The dog went up to Ma and whined, then sat down on top of her bare feet and looked up at her. While Ma stared at him, Aunt Catherine came up next to her. She had walked up from the back of the wagon train.
“He likes you, Meggie,” Aunt Catherine said. “Whose dog is he?”
“He wants to be Emmy Blue’s. Thomas found him when he was out looking for the runaway animals this morning. But I think he’s just one more creature I’ll have to care for.”
“Emmy Blue will do it. Just look at how much she’s helped on this trip. She’s a responsible girl,” Aunt Catherine said.
Ma studied me a moment. “She is that.”
“Does that mean I can keep him?” I asked. The dog came up to me and thumped his tail. Maybe he knew I was defending him.
“He’d be good protection for Emmy Blue,” Uncle Will spoke up. I hadn’t seen him standing behind Aunt Catherine.
“Not much of one,” Ma said. “He’s just a bare-bones creature. I doubt he could walk all the way to Golden.”
“I’ll carry him,” I said.
Ma looked around at all of us staring at her, then sighed. “It’s four against one. Emmy Blue. I suppose you’ve got yourself a dog.”

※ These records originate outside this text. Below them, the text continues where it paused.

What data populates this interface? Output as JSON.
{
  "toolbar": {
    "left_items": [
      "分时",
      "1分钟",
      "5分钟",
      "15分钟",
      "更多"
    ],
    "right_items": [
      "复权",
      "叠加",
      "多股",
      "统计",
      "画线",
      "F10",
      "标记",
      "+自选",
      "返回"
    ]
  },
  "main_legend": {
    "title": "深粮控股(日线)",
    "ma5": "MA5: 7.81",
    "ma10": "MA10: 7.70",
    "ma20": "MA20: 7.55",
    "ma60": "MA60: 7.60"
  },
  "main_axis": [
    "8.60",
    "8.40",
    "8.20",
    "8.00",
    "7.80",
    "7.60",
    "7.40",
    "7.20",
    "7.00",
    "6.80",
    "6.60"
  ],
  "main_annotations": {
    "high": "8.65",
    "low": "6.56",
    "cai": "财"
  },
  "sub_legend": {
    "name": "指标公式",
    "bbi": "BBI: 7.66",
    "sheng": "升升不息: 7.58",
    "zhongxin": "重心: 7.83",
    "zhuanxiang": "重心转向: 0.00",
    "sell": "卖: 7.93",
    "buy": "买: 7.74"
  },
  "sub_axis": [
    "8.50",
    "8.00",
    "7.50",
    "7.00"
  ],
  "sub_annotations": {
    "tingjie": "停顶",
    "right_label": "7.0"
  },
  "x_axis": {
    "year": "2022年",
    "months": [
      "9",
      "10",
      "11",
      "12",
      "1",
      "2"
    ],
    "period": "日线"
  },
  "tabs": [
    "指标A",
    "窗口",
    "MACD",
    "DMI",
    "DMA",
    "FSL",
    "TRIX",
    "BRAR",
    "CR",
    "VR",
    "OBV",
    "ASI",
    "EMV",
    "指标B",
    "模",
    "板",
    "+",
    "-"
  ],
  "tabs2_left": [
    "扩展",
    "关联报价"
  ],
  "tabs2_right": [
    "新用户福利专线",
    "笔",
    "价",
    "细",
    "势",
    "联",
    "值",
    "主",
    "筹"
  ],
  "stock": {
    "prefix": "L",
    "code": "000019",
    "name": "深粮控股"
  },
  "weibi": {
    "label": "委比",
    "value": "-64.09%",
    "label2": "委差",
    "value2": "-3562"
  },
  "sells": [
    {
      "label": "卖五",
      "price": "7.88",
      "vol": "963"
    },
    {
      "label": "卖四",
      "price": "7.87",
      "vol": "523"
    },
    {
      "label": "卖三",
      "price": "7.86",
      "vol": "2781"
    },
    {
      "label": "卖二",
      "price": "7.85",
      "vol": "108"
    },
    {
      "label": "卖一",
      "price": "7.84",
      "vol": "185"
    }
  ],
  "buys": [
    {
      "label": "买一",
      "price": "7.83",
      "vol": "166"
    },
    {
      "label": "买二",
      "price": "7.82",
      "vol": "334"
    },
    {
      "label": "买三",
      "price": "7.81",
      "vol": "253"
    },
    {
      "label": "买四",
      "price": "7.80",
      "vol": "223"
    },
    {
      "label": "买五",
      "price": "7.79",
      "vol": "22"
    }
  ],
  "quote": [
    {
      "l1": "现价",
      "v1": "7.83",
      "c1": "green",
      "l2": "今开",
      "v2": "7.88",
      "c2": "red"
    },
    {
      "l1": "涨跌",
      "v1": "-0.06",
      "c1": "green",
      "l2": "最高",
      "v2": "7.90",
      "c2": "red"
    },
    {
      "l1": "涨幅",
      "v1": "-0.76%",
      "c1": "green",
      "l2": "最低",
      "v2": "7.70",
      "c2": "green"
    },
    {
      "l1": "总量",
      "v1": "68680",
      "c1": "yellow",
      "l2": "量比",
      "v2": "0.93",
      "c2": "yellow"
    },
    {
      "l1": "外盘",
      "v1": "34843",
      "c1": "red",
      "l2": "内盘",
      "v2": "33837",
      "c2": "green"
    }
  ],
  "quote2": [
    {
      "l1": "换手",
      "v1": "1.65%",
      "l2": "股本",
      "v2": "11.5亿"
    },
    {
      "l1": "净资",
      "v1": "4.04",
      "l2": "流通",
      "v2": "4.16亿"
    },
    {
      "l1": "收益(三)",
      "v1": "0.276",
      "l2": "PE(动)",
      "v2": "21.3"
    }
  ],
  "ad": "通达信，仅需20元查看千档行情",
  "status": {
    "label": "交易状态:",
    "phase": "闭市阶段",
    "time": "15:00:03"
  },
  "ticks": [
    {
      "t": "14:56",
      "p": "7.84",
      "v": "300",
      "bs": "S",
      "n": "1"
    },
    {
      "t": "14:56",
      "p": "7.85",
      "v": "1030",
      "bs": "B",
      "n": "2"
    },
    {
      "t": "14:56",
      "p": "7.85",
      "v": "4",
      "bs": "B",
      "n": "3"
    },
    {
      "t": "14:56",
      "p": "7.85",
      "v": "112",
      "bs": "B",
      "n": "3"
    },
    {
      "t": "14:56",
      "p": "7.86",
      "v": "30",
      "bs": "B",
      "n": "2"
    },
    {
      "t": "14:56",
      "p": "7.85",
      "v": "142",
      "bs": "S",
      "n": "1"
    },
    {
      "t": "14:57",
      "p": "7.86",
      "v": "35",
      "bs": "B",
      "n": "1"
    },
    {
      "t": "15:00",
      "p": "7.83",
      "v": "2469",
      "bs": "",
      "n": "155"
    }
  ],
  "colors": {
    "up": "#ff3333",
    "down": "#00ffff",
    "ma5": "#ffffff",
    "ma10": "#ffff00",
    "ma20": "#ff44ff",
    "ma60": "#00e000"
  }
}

I grinned at Ma, then squatted down beside the dog and hugged him, feeling his bones through his coat. He needed a good scrubbing and his coat well combed, but I’d clean him up the next time we crossed a river. I’d wash him with the soap Ma had made from ashes before we’d left Quincy, and I’d use Pa’s currycomb.
“What will you na
me him?” Pa asked.
“How about Wanderer,” Aunt Catherine suggested.

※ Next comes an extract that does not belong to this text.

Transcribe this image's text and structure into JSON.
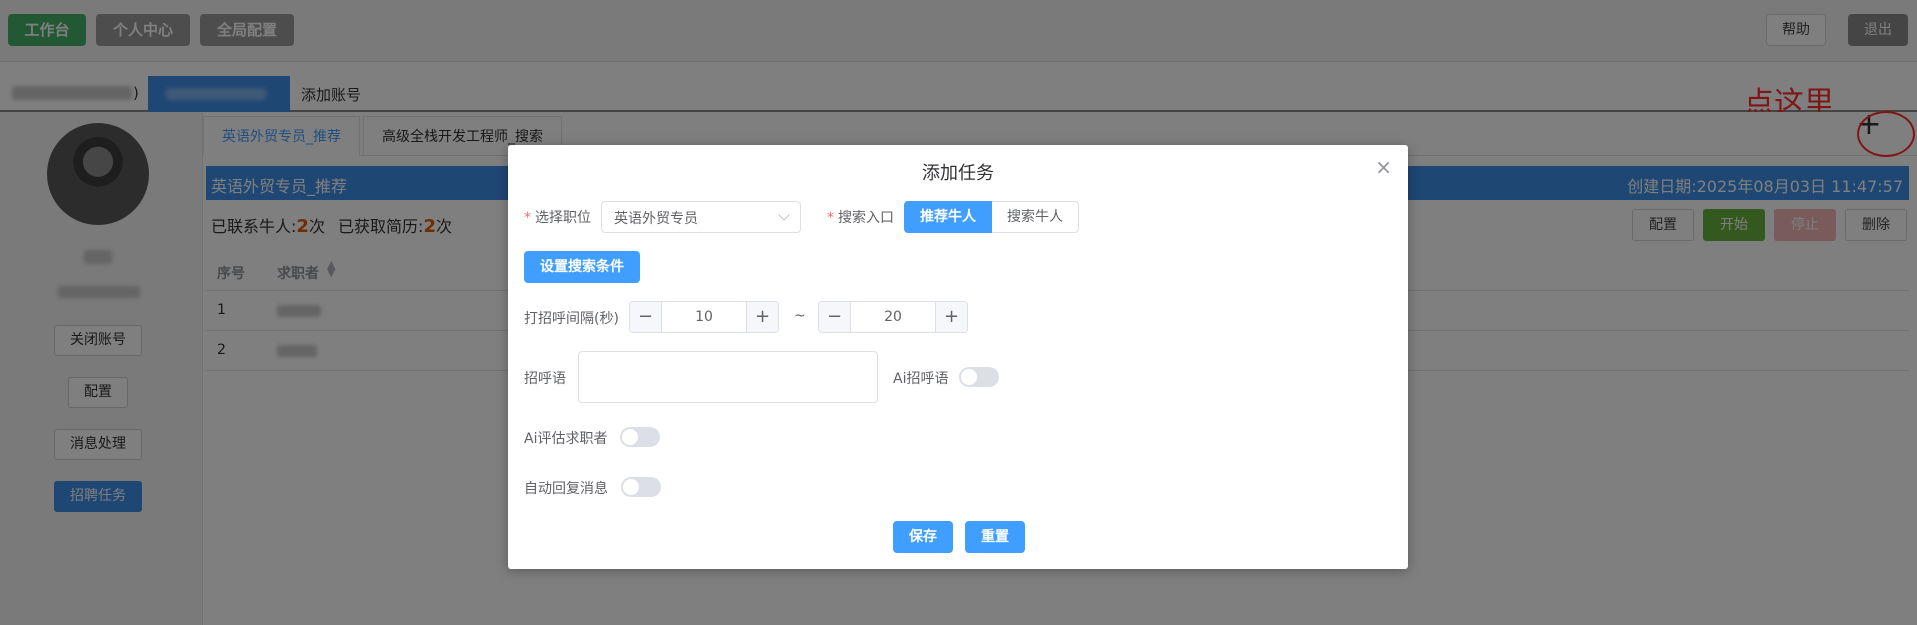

“Or Brownie, because of the color of his coat,” Uncle Will said.
Pa suggested Lucky.
But I had already heard Ma call the dog by his name. “I’m going to call him Barebones,” I said.
----------
After I fed Barebones some of my buckwheat cakes for lunch, he was my dog, and he followed me everywhere. I brushed his coat to get out the sticks and prickers, then used soap and water to wash him in our basin. He’d get a proper bath later. Except for being dirty and hungry, Barebones seemed to be healthy.

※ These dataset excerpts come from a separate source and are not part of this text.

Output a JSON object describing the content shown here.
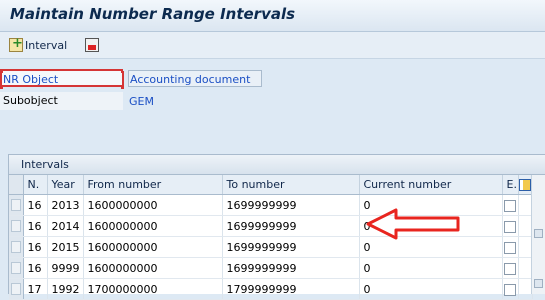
{
  "header": {
    "title": "Maintain Number Range Intervals"
  },
  "toolbar": {
    "interval_label": "Interval"
  },
  "form": {
    "nr_object_label": "NR Object",
    "nr_object_value": "Accounting document",
    "subobject_label": "Subobject",
    "subobject_value": "GEM"
  },
  "grid": {
    "title": "Intervals",
    "columns": {
      "n": "N.",
      "year": "Year",
      "from": "From number",
      "to": "To number",
      "current": "Current number",
      "ext": "E."
    },
    "rows": [
      {
        "n": "16",
        "year": "2013",
        "from": "1600000000",
        "to": "1699999999",
        "current": "0"
      },
      {
        "n": "16",
        "year": "2014",
        "from": "1600000000",
        "to": "1699999999",
        "current": "0"
      },
      {
        "n": "16",
        "year": "2015",
        "from": "1600000000",
        "to": "1699999999",
        "current": "0"
      },
      {
        "n": "16",
        "year": "9999",
        "from": "1600000000",
        "to": "1699999999",
        "current": "0"
      },
      {
        "n": "17",
        "year": "1992",
        "from": "1700000000",
        "to": "1799999999",
        "current": "0"
      }
    ]
  },
  "annotation": {
    "color": "#e8251f"
  }
}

“Got you a mongrel, did you?” Mr. Bonner asked.
“Yes, sir.”
“Most likely an Indian dog. You be careful. He’s likely to go after you in the night. Might be crazy, too. Watch that he don’t foam at the mouth. He bites one of my oxen, I’ll put him down.”
“Yes, sir.” Ma had told me to be polite to Mr. Bonner and not to talk back to him. We didn’t want to rile him for fear he’d turn on us—or Mrs. Bonner. But he made me angry, because I knew Barebones wasn’t a wild dog. He’d been somebody’s pet, because when I told him to stay or to sit, he minded me. And he knew how to play fetch. When I threw a stick, he brought it back. Barebones learned his name right off, and came whenever I called him, although I didn’t have to do that very often because he stuck by my side.
“I believe Will was right. He will be good protection for Emmy Blue,” Ma admitted after a few days.
“Ugly as he is, nobody will want to mess with him,” Pa said, as he winked at me. We both knew that Ma had grown as fond of Barebones as we had. She fixed extra biscuits and pancakes every day to feed him, and after Pa shot an antelope, she put aside the bones for my dog.
Barebones followed me when I wandered away from the wagon train to search for buffalo chips. There were few trees on the prairie, so we couldn’t use wood for our campfire. Sometimes we’d find a stick or a broken branch that we picked up along the trail, but now we had to burn buffalo chips, the huge circles of buffalo dung that dotted the prairie. They made a good fire and burned white hot. At first, Ma had refused to use them, but she’d learned that she didn’t have any choice. It was either buffalo chips or no fire at all. Pa already knew that, so before we left Quincy, he’d packed a huge grain sack for collecting them.